What is computer security?

Computer security is a process of planning, implementing, and verifying the protection of your organization's computer-related assets from internal and external threats.

While security requires good up-front planning and implementation, it is really a never-ending process as assets, threats, and protection priorities change for your organization. Any organization that operates a computer system should engage that process by designating at least one person as the organization's security specialist. A security specialist, whose duties are described in this chapter, coordinates the organization's efforts toward establishing computing security. While that person may not be a security expert, he or she keeps informed about possible threats, and keeps a critical eye on the organization's ability to respond to each type of risk.

Two fundamental goals

Computer security can be boiled down to two fundamental goals:

Secure Soft Assets

Soft assests such as computer software and private data should be secured from theft or exposure.

Maintain Computer Resources Availability

Ensure system up-time and access when needed by authorized users.

Computer security often fills peoples' heads with dark images of government computer break-ins, inspired by Hollywood and the media. In reality, a missing icon on a computer can indicate a security problem. That situation violates the second security goal as listed above: the computer no longer works "as intended when needed by authorized users."

If an authorized user sits down at a computer to run the application that the now-missing icon pointed to, that user might be unable to do her necessary work. For that user, at that moment, a missing icon is no less a problem than if foreign spies had broken into the local area network through the Internet and planted a highly intelligent virus that has slowly destroyed the exact application she needs to use. Whether by missing icon or insidious virus, the computer just isn't going to do what she needs it to do. This is a problem that security can address by locking down the computer desktops so that icons can't be removed.

Three interrelated security issues

Security to a large degree is analogous to placing all of your computer resources behind a locked door, then giving selected individuals or groups the key to the door. Some resources, such as a Web or FTP server, are intended for a large group called "the world." Giving the world access doesn't mean that at least a thin door of security isn't still in place; that thin door may simply be a logging system that records activity. Security isn't always just keeping people out; it is defining who can access each system resource, then taking steps to verify each user's identity and perhaps log user activity.

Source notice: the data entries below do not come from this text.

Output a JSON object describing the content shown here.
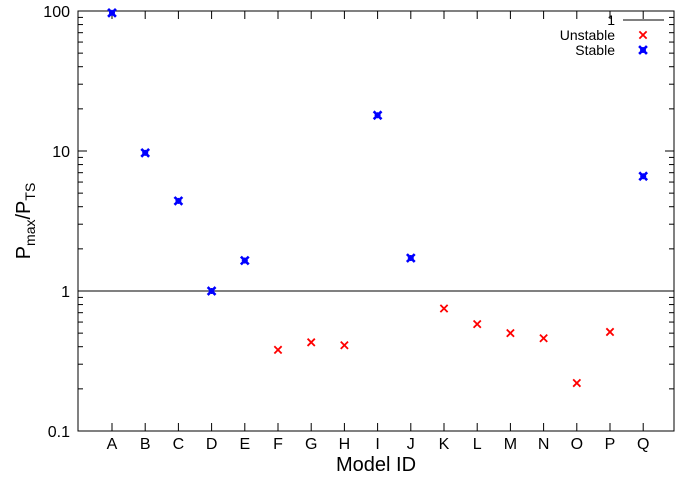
{
  "chart_data": {
    "type": "scatter",
    "title": "",
    "xlabel": "Model ID",
    "ylabel": {
      "base": "P",
      "sub1": "max",
      "sep": "/P",
      "sub2": "TS"
    },
    "yscale": "log",
    "ylim": [
      0.1,
      100
    ],
    "yticks": [
      "0.1",
      "1",
      "10",
      "100"
    ],
    "categories": [
      "A",
      "B",
      "C",
      "D",
      "E",
      "F",
      "G",
      "H",
      "I",
      "J",
      "K",
      "L",
      "M",
      "N",
      "O",
      "P",
      "Q"
    ],
    "reference_line": {
      "name": "1",
      "y": 1,
      "color": "#000000"
    },
    "series": [
      {
        "name": "Unstable",
        "color": "#ff0000",
        "marker": "x",
        "points": [
          {
            "x": "F",
            "y": 0.38
          },
          {
            "x": "G",
            "y": 0.43
          },
          {
            "x": "H",
            "y": 0.41
          },
          {
            "x": "K",
            "y": 0.75
          },
          {
            "x": "L",
            "y": 0.58
          },
          {
            "x": "M",
            "y": 0.5
          },
          {
            "x": "N",
            "y": 0.46
          },
          {
            "x": "O",
            "y": 0.22
          },
          {
            "x": "P",
            "y": 0.51
          }
        ]
      },
      {
        "name": "Stable",
        "color": "#0000ff",
        "marker": "x-bold",
        "points": [
          {
            "x": "A",
            "y": 97
          },
          {
            "x": "B",
            "y": 9.7
          },
          {
            "x": "C",
            "y": 4.4
          },
          {
            "x": "D",
            "y": 1.0
          },
          {
            "x": "E",
            "y": 1.65
          },
          {
            "x": "I",
            "y": 18
          },
          {
            "x": "J",
            "y": 1.72
          },
          {
            "x": "Q",
            "y": 6.6
          }
        ]
      }
    ],
    "grid": false,
    "legend": "top-right"
  }
}
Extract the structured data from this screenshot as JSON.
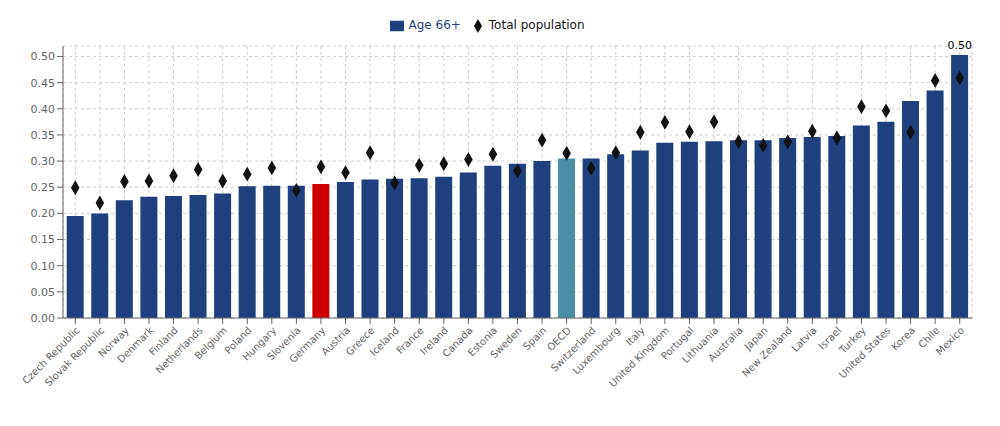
{
  "chart_data": {
    "type": "bar",
    "categories": [
      "Czech Republic",
      "Slovak Republic",
      "Norway",
      "Denmark",
      "Finland",
      "Netherlands",
      "Belgium",
      "Poland",
      "Hungary",
      "Slovenia",
      "Germany",
      "Austria",
      "Greece",
      "Iceland",
      "France",
      "Ireland",
      "Canada",
      "Estonia",
      "Sweden",
      "Spain",
      "OECD",
      "Switzerland",
      "Luxembourg",
      "Italy",
      "United Kingdom",
      "Portugal",
      "Lithuania",
      "Australia",
      "Japan",
      "New Zealand",
      "Latvia",
      "Israel",
      "Turkey",
      "United States",
      "Korea",
      "Chile",
      "Mexico"
    ],
    "series": [
      {
        "name": "Age 66+",
        "type": "bar",
        "color": "#1f3f7f",
        "colors": [
          "#1f3f7f",
          "#1f3f7f",
          "#1f3f7f",
          "#1f3f7f",
          "#1f3f7f",
          "#1f3f7f",
          "#1f3f7f",
          "#1f3f7f",
          "#1f3f7f",
          "#1f3f7f",
          "#cc0000",
          "#1f3f7f",
          "#1f3f7f",
          "#1f3f7f",
          "#1f3f7f",
          "#1f3f7f",
          "#1f3f7f",
          "#1f3f7f",
          "#1f3f7f",
          "#1f3f7f",
          "#4a8fa8",
          "#1f3f7f",
          "#1f3f7f",
          "#1f3f7f",
          "#1f3f7f",
          "#1f3f7f",
          "#1f3f7f",
          "#1f3f7f",
          "#1f3f7f",
          "#1f3f7f",
          "#1f3f7f",
          "#1f3f7f",
          "#1f3f7f",
          "#1f3f7f",
          "#1f3f7f",
          "#1f3f7f",
          "#1f3f7f"
        ],
        "values": [
          0.195,
          0.2,
          0.225,
          0.232,
          0.233,
          0.235,
          0.238,
          0.252,
          0.253,
          0.253,
          0.256,
          0.26,
          0.265,
          0.266,
          0.267,
          0.27,
          0.278,
          0.291,
          0.295,
          0.3,
          0.305,
          0.305,
          0.313,
          0.32,
          0.335,
          0.337,
          0.338,
          0.34,
          0.34,
          0.344,
          0.346,
          0.348,
          0.368,
          0.375,
          0.415,
          0.435,
          0.503
        ]
      },
      {
        "name": "Total population",
        "type": "scatter",
        "marker": "diamond",
        "color": "#111111",
        "values": [
          0.249,
          0.22,
          0.261,
          0.262,
          0.272,
          0.284,
          0.262,
          0.275,
          0.287,
          0.244,
          0.289,
          0.278,
          0.316,
          0.258,
          0.292,
          0.295,
          0.303,
          0.313,
          0.281,
          0.34,
          0.315,
          0.286,
          0.316,
          0.355,
          0.374,
          0.356,
          0.375,
          0.337,
          0.33,
          0.337,
          0.357,
          0.344,
          0.404,
          0.396,
          0.355,
          0.454,
          0.459
        ]
      }
    ],
    "ylim": [
      0.0,
      0.52
    ],
    "yticks": [
      {
        "value": 0.0,
        "label": "0.00"
      },
      0.05,
      {
        "value": 0.1,
        "label": "0.10"
      },
      0.15,
      {
        "value": 0.2,
        "label": "0.20"
      },
      0.25,
      {
        "value": 0.3,
        "label": "0.30"
      },
      0.35,
      {
        "value": 0.4,
        "label": "0.40"
      },
      0.45,
      {
        "value": 0.5,
        "label": "0.50"
      }
    ],
    "grid": true,
    "legend": "top",
    "annotations": [
      {
        "text": "0.50",
        "x": "Mexico",
        "y": 0.505
      }
    ]
  }
}
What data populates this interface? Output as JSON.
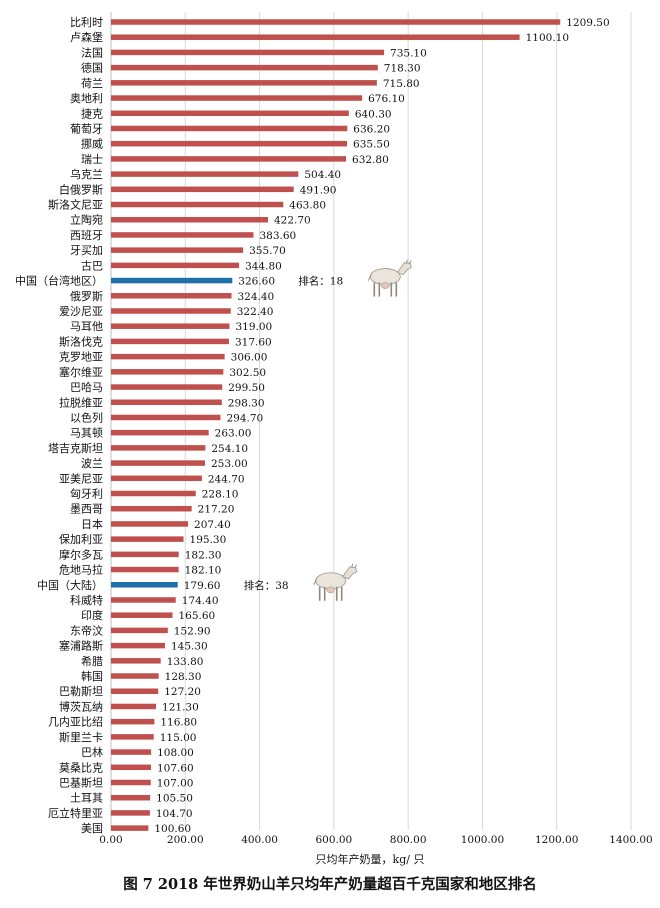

The goals of computer security are met through three tightly interrelated issues of:

Physical system security

Network and host security

User preparation and training


These issues encompass considerations of computer room design, software and hardware solutions, training, and policy making.

Thinking about security

Computer security can be compared to home security. For your home you might have the following:

  • Locks-to prevent against illegal access
  • Alarms-to warn when illegal access occurs
  • Insurance-to repair/replace damage after an incident
  • Laws-to define acceptable behavior and how violations are to be handled

Computer security equivalents exist for each of these:

  • Locks-passwords, file protections, encryption, and disk quotas
  • Alarms-log files and system alerts
  • Insurance-daily/weekly/monthly backups, uninterruptible power supplies, mirrored disks
  • Laws-policies that define acceptable system use and how violations are to be handled

Continuing with the comparison between home security and computer security, almost every house is equipped with perimeter security. Perimeter security may simply be locks on the doors to the outside. This is comparable to using network perimeter security, such as a firewall, at any point where your network connects to another network. This is to keep the "bad guys" out of the network. This is good, but what about securing sensitive information from users inside the network or from those who have been granted trusted access past the firewall?

For example, say a room in a house contains a rare and expensive work of art. Most people would consider it reasonable to secure the perimeter of that room with additional locks. By the same token, it is also reasonable to secure a sensitive database and equip it with additional "alarms" or activity logging. In short, in your home you decide if locks are needed on each room, whether multiple locks are needed on exits and entrances to the house, whether an alarm system is needed, and how extensive it has to be. You also need to decide how much and what types of insurance to carry, and what valuables need to be placed in a safe or in a safe-deposit box outside the home. Storing something outside the home might be comparable to taking a resource off the network completely, much as is done in extremely secure military contract sites. To avoid being hacked into through the Internet, such sites often simply aren't connected to the Internet at all.